MapD, H2O.ai, NVIDIA to Unveil GPU Data Frame at Strata

by Justin Sears

MapD, H2O.ai and NVIDIA will be unveiling the GPU Data Frame (GDF) at the Strata Data Conference in New York next week. And, as Ricky Ricardo used to say, we’ve “got some splainin’ to do.”

The GDF speeds up data science workflows by allowing them to be carried out entirely on GPUs.

Back in May, we announced our plans to build this common API, which enables efficient interchange of data between processes running on the GPU. At Strata, we’ll being showing the GDF at work, with demos of real-world use cases like predicting mortgage delinquencies.

So, how’d we get here?

MapD makes data science easier with interactive visualization of datasets with hundreds of columns and billions of rows. Data scientists also explore data mechanically by building models for machine learning and AI.

One of the most tedious and time-consuming parts of building a machine learning model is feature engineering — “the process of using domain knowledge of the data to create features that make machine learning algorithms work.”
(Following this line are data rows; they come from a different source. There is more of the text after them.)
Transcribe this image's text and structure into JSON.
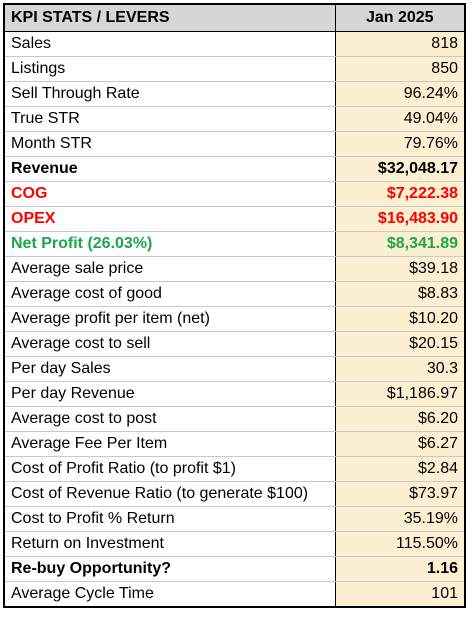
{
  "header": {
    "label": "KPI STATS / LEVERS",
    "month": "Jan 2025"
  },
  "colors": {
    "header_bg": "#d6d6d6",
    "value_bg": "#fcefd2",
    "negative": "#ff0000",
    "positive": "#1aa84b"
  },
  "rows": [
    {
      "label": "Sales",
      "value": "818",
      "style": ""
    },
    {
      "label": "Listings",
      "value": "850",
      "style": ""
    },
    {
      "label": "Sell Through Rate",
      "value": "96.24%",
      "style": ""
    },
    {
      "label": "True STR",
      "value": "49.04%",
      "style": ""
    },
    {
      "label": "Month STR",
      "value": "79.76%",
      "style": ""
    },
    {
      "label": "Revenue",
      "value": "$32,048.17",
      "style": "bold"
    },
    {
      "label": "COG",
      "value": "$7,222.38",
      "style": "red"
    },
    {
      "label": "OPEX",
      "value": "$16,483.90",
      "style": "red"
    },
    {
      "label": "Net Profit (26.03%)",
      "value": "$8,341.89",
      "style": "green"
    },
    {
      "label": "Average sale price",
      "value": "$39.18",
      "style": ""
    },
    {
      "label": "Average cost of good",
      "value": "$8.83",
      "style": ""
    },
    {
      "label": "Average profit per item (net)",
      "value": "$10.20",
      "style": ""
    },
    {
      "label": "Average cost to sell",
      "value": "$20.15",
      "style": ""
    },
    {
      "label": "Per day Sales",
      "value": "30.3",
      "style": ""
    },
    {
      "label": "Per day Revenue",
      "value": "$1,186.97",
      "style": ""
    },
    {
      "label": "Average cost to post",
      "value": "$6.20",
      "style": ""
    },
    {
      "label": "Average Fee Per Item",
      "value": "$6.27",
      "style": ""
    },
    {
      "label": "Cost of Profit Ratio (to profit $1)",
      "value": "$2.84",
      "style": ""
    },
    {
      "label": "Cost of Revenue Ratio (to generate $100)",
      "value": "$73.97",
      "style": ""
    },
    {
      "label": "Cost to Profit % Return",
      "value": "35.19%",
      "style": ""
    },
    {
      "label": "Return on Investment",
      "value": "115.50%",
      "style": ""
    },
    {
      "label": "Re-buy Opportunity?",
      "value": "1.16",
      "style": "bold"
    },
    {
      "label": "Average Cycle Time",
      "value": "101",
      "style": ""
    }
  ]
}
The data scientists we meet aren’t engineering four features on 1,000 row datasets. Instead, they’re often engineering 40 features for their predictive models over hundreds of millions or billions of data points.

Without the analytic acceleration made possible by MapD, that feature engineering sucks up hours or days of a data scientist’s limited time. Inevitably, the model’s first training iteration returns results that could be improved, and then it’s back to the feature engineering and another training attempt. The process continues in a vicious cycle.
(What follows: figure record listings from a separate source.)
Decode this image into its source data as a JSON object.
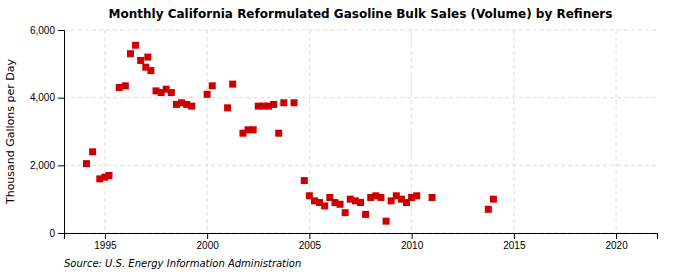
{
  "chart_data": {
    "type": "scatter",
    "title": "Monthly California Reformulated Gasoline Bulk Sales (Volume) by Refiners",
    "ylabel": "Thousand Gallons per Day",
    "source": "Source: U.S. Energy Information Administration",
    "color": "#cc0000",
    "marker": "square",
    "grid": true,
    "xlim": [
      1993,
      2022
    ],
    "xticks": [
      1995,
      2000,
      2005,
      2010,
      2015,
      2020
    ],
    "ylim": [
      0,
      6000
    ],
    "yticks": [
      0,
      {
        "value": 2000,
        "label": "2,000"
      },
      {
        "value": 4000,
        "label": "4,000"
      },
      {
        "value": 6000,
        "label": "6,000"
      }
    ],
    "x": [
      1994.1,
      1994.4,
      1994.75,
      1995.0,
      1995.2,
      1995.7,
      1996.0,
      1996.25,
      1996.5,
      1996.75,
      1997.0,
      1997.1,
      1997.25,
      1997.5,
      1997.75,
      1998.0,
      1998.25,
      1998.5,
      1998.75,
      1999.0,
      1999.25,
      2000.0,
      2000.25,
      2001.0,
      2001.25,
      2001.75,
      2002.0,
      2002.25,
      2002.5,
      2002.75,
      2003.0,
      2003.25,
      2003.5,
      2003.75,
      2004.25,
      2004.75,
      2005.0,
      2005.25,
      2005.5,
      2005.75,
      2006.0,
      2006.25,
      2006.5,
      2006.75,
      2007.0,
      2007.25,
      2007.5,
      2007.75,
      2008.0,
      2008.25,
      2008.5,
      2008.75,
      2009.0,
      2009.25,
      2009.5,
      2009.75,
      2010.0,
      2010.25,
      2011.0,
      2013.75,
      2014.0
    ],
    "values": [
      2050,
      2400,
      1600,
      1650,
      1700,
      4300,
      4350,
      5300,
      5550,
      5100,
      4900,
      5200,
      4800,
      4200,
      4150,
      4250,
      4150,
      3800,
      3850,
      3800,
      3750,
      4100,
      4350,
      3700,
      4400,
      2950,
      3050,
      3050,
      3750,
      3750,
      3750,
      3800,
      2950,
      3850,
      3850,
      1550,
      1100,
      950,
      900,
      800,
      1050,
      900,
      850,
      600,
      1000,
      950,
      900,
      550,
      1050,
      1100,
      1050,
      350,
      950,
      1100,
      1000,
      900,
      1050,
      1100,
      1050,
      700,
      1000
    ]
  }
}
While MapD specializes in shrinking that time required for iterative, human-driven feature engineering, our partners at H2O.ai are machine learning experts. Both companies want our respective portions of the end-to-end machine learning workflow to be faster with GPUs.

Our collaboration with Anaconda (formerly Continuum) on GDF provides just that.
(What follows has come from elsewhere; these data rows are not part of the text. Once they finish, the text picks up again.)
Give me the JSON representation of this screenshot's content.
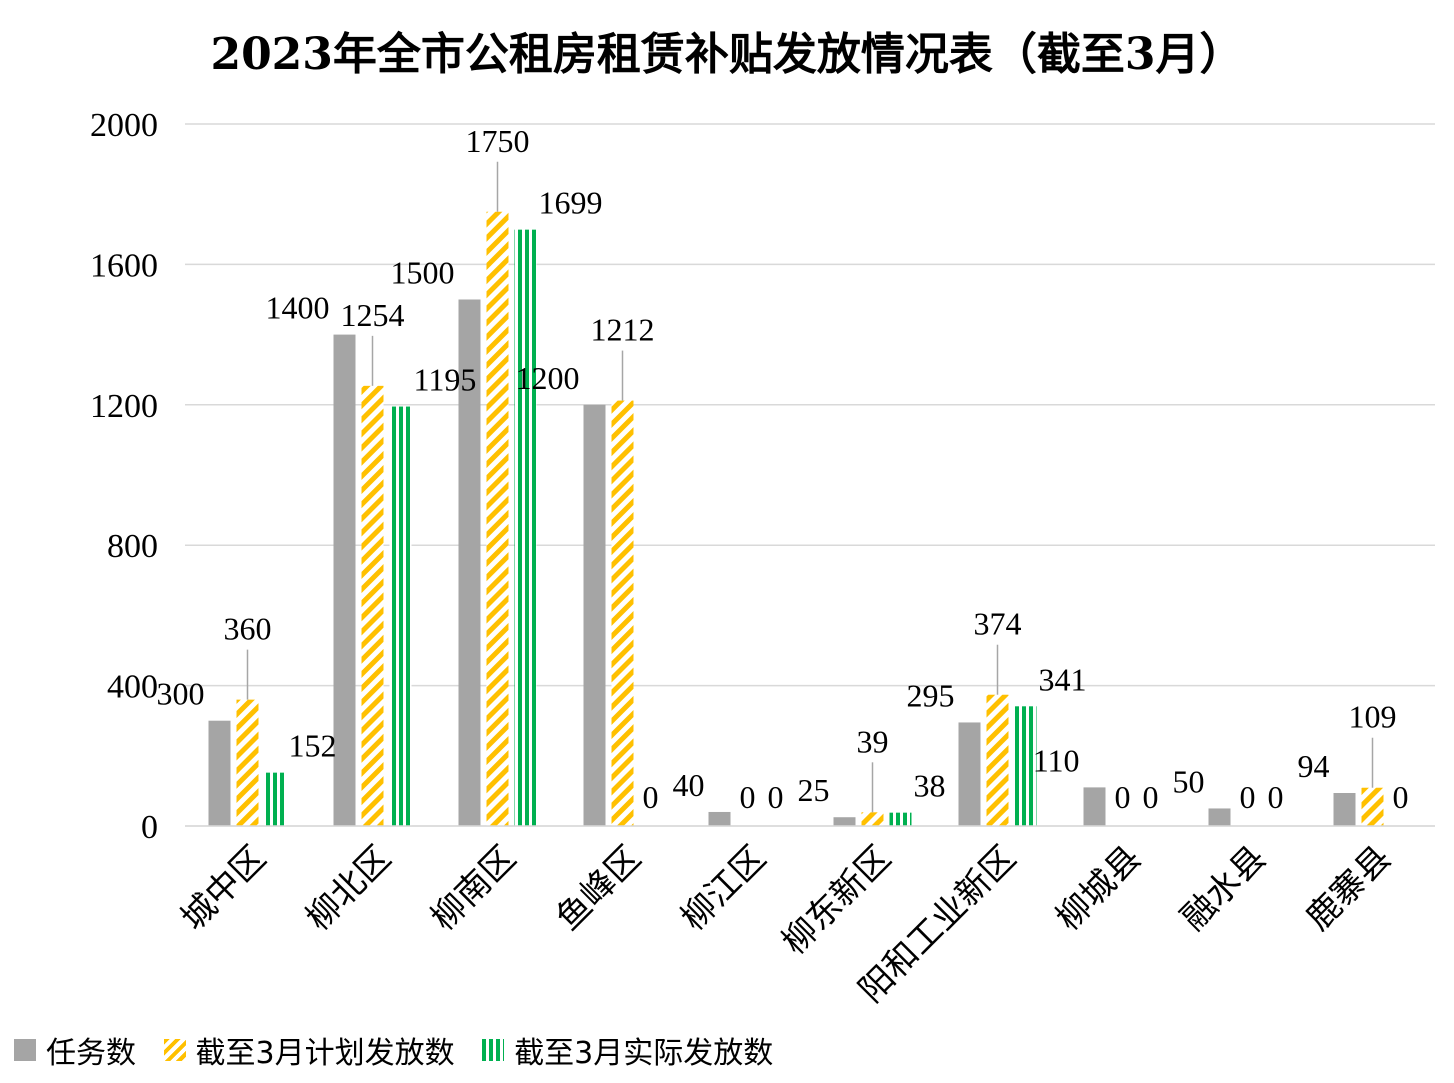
{
  "chart_data": {
    "type": "bar",
    "title": "2023年全市公租房租赁补贴发放情况表（截至3月）",
    "categories": [
      "城中区",
      "柳北区",
      "柳南区",
      "鱼峰区",
      "柳江区",
      "柳东新区",
      "阳和工业新区",
      "柳城县",
      "融水县",
      "鹿寨县"
    ],
    "series": [
      {
        "name": "任务数",
        "values": [
          300,
          1400,
          1500,
          1200,
          40,
          25,
          295,
          110,
          50,
          94
        ]
      },
      {
        "name": "截至3月计划发放数",
        "values": [
          360,
          1254,
          1750,
          1212,
          0,
          39,
          374,
          0,
          0,
          109
        ]
      },
      {
        "name": "截至3月实际发放数",
        "values": [
          152,
          1195,
          1699,
          0,
          0,
          38,
          341,
          0,
          0,
          0
        ]
      }
    ],
    "ylim": [
      0,
      2000
    ],
    "yticks": [
      0,
      400,
      800,
      1200,
      1600,
      2000
    ],
    "grid": true,
    "legend_position": "bottom-left",
    "colors": {
      "task": "#a5a5a5",
      "planned": "#ffc000",
      "actual": "#00b050"
    }
  }
}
It also happens to be the first project in a much larger open-source framework for collaboration known as the GPU Open Analytics Initiative (GOAI), founded by MapD, H2O.ai and Anaconda.

MapD GDF diagram
GDF: the first example of GOAI collaboration.

Our work together within the open-source GOAI framework is exciting, and only the beginning. We invite all technologists and data scientists interested in accelerating data science on GPUs to join us and contribute to the PyGDF github open-source repository.

Come See GDF at Strata

It’s challenging to explain with words how much faster we’ve made machine learning run on NVIDIA GPUs. So come see the GDF for yourself at Strata.

Here are some ways you can learn more at the show:

  • Visit MapD booth 839
  • Tuesday, Sept. 26, 7-10pm | AI CONNECT | Join NVIDIA, myself and other partners to learn about the latest advances in deep learning and GPU-accelerated analytics
  • Wednesday, Sept. 27, 11:30am-12pm | MapD CEO Todd Mostak’s theater session at the NVIDIA booth 831
  • Wednesday, Sept. 27, 1:15-1:55pm | Accelerate Your Analytics with a GPU Data Frame | Todd Mostak’s deep-dive presentation on GDF, sponsored by MapD
  • Thursday, Sept. 28, 11:20am-12pm | Changing the Landscape with Deep Learning and Accelerated Analytics | A panel including Todd Mostak and H2O’s CEO Sri Ambati, hosted by NVIDIA’s Jim McHugh
  • Thursday, Sept. 28, 12-12:30pm | My theater session with MapD data scientist Wamsi Viswanath, showing the mortgage delinquency demo at the NVIDIA booth 831

Recordings from Strata as well as a lot more news from the growing GOAI open-source collaboration will be available in the months to come.